10. Monthly Payroll Compliance Checklist

•       By the 20th of the current month: collect data on employment changes (hires, terminations, salary changes, overtime, leave).

•       By the 25th: generate the SIF file for WPS.

•       1st of the following month (new WPS deadline): submit SIF to the bank and confirm crediting of employee accounts.

•       Quarterly: update Emiratisation headcount on the NAFIS platform (for companies with 50+ employees).

•       On termination: calculate gratuity, unused leave compensation, and notice period; pay within 14 days.

•       Annually: verify employment contract compliance with Federal Decree-Law No. 33/2021; renew health insurance.

•       When hiring a UAE national: register with GPSSA; do not accrue gratuity.

Sources

Federal Decree-Law No. 33 of 2021 Regarding the Regulation of Employment Relationships in the UAE — official text (mohre.gov.ae)

Ministerial Resolution No. 340 of 2026 — new WPS rules (in force from 1 June 2026) (mohre.gov.ae)

MOHRE — Official Ministry of Human Resources and Emiratisation portal (mohre.gov.ae)

u.ae — Official UAE Government portal: Wage Protection System (u.ae)

MOHRE — Official Gratuity Calculator (mohre.gov.ae)

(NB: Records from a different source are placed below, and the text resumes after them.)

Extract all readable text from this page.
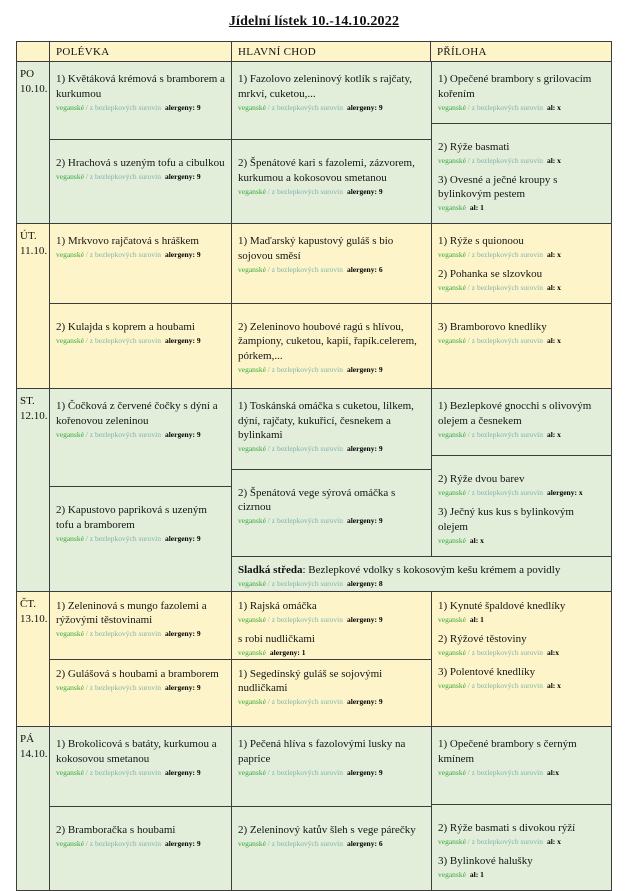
Jídelní lístek 10.-14.10.2022
POLÉVKA	HLAVNÍ CHOD	PŘÍLOHA
PO
10.10.
1) Květáková krémová s bramborem a kurkumou
veganské / z bezlepkových surovin alergeny: 9
2) Hrachová s uzeným tofu a cibulkou
veganské / z bezlepkových surovin alergeny: 9
1) Fazolovo zeleninový kotlík s rajčaty, mrkví, cuketou,...
veganské / z bezlepkových surovin alergeny: 9
2) Špenátové kari s fazolemi, zázvorem, kurkumou a kokosovou smetanou
veganské / z bezlepkových surovin alergeny: 9
1) Opečené brambory s grilovacím kořením
veganské / z bezlepkových surovin al: x
2) Rýže basmati
veganské / z bezlepkových surovin al: x
3) Ovesné a ječné kroupy s bylinkovým pestem
veganské al: 1
ÚT.
11.10.
1) Mrkvovo rajčatová s hráškem
veganské / z bezlepkových surovin alergeny: 9
2) Kulajda s koprem a houbami
veganské / z bezlepkových surovin alergeny: 9
1) Maďarský kapustový guláš s bio sojovou směsí
veganské / z bezlepkových surovin alergeny: 6
2) Zeleninovo houbové ragú s hlívou, žampiony, cuketou, kapií, řapík.celerem, pórkem,...
veganské / z bezlepkových surovin alergeny: 9
1) Rýže s quionoou
veganské / z bezlepkových surovin al: x
2) Pohanka se slzovkou
veganské / z bezlepkových surovin al: x
3) Bramborovo knedlíky
veganské / z bezlepkových surovin al: x
ST.
12.10.
1) Čočková z červené čočky s dýní a kořenovou zeleninou
veganské / z bezlepkových surovin alergeny: 9
2) Kapustovo papriková s uzeným tofu a bramborem
veganské / z bezlepkových surovin alergeny: 9
1) Toskánská omáčka s cuketou, lilkem, dýní, rajčaty, kukuřicí, česnekem a bylinkami
veganské / z bezlepkových surovin alergeny: 9
2) Špenátová vege sýrová omáčka s cizrnou
veganské / z bezlepkových surovin alergeny: 9
1) Bezlepkové gnocchi s olivovým olejem a česnekem
veganské / z bezlepkových surovin al: x
2) Rýže dvou barev
veganské / z bezlepkových surovin alergeny: x
3) Ječný kus kus s bylinkovým olejem
veganské al: x
Sladká středa: Bezlepkové vdolky s kokosovým kešu krémem a povidly
veganské / z bezlepkových surovin alergeny: 8
ČT.
13.10.
1) Zeleninová s mungo fazolemi a rýžovými těstovinami
veganské / z bezlepkových surovin alergeny: 9
2) Gulášová s houbami a bramborem
veganské / z bezlepkových surovin alergeny: 9
1) Rajská omáčka
veganské / z bezlepkových surovin alergeny: 9
s robi nudličkami
veganské alergeny: 1
1) Segedínský guláš se sojovými nudličkami
veganské / z bezlepkových surovin alergeny: 9
1) Kynuté špaldové knedlíky
veganské al: 1
2) Rýžové těstoviny
veganské / z bezlepkových surovin al:x
3) Polentové knedlíky
veganské / z bezlepkových surovin al: x
PÁ
14.10.
1) Brokolicová s batáty, kurkumou a kokosovou smetanou
veganské / z bezlepkových surovin alergeny: 9
2) Bramboračka s houbami
veganské / z bezlepkových surovin alergeny: 9
1) Pečená hlíva s fazolovými lusky na paprice
veganské / z bezlepkových surovin alergeny: 9
2) Zeleninový katův šleh s vege párečky
veganské / z bezlepkových surovin alergeny: 6
1) Opečené brambory s černým kmínem
veganské / z bezlepkových surovin al:x
2) Rýže basmati s divokou rýží
veganské / z bezlepkových surovin al: x
3) Bylinkové halušky
veganské al: 1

GPSSA — General Pension and Social Security Authority (gpssa.gov.ae)

FTA — Corporate Tax for natural persons conducting business activities (tax.gov.ae)

Gulf News — UAE salary rules new WPS June 2026 (gulfnews.com)

Khaleej Times — UAE labour law updates 2026 (khaleejtimes.com)

Disclaimer

This article is provided for informational purposes only and does not constitute legal, employment, or HR advisory. Information is based on current UAE legislation as of May-June 2026. Labour laws and subsidiary regulations are subject to change; before making any HR decisions, readers are advised to consult a qualified legal adviser or contact MOHRE directly. UPPERSETUP accepts no liability for actions taken solely in reliance on this material.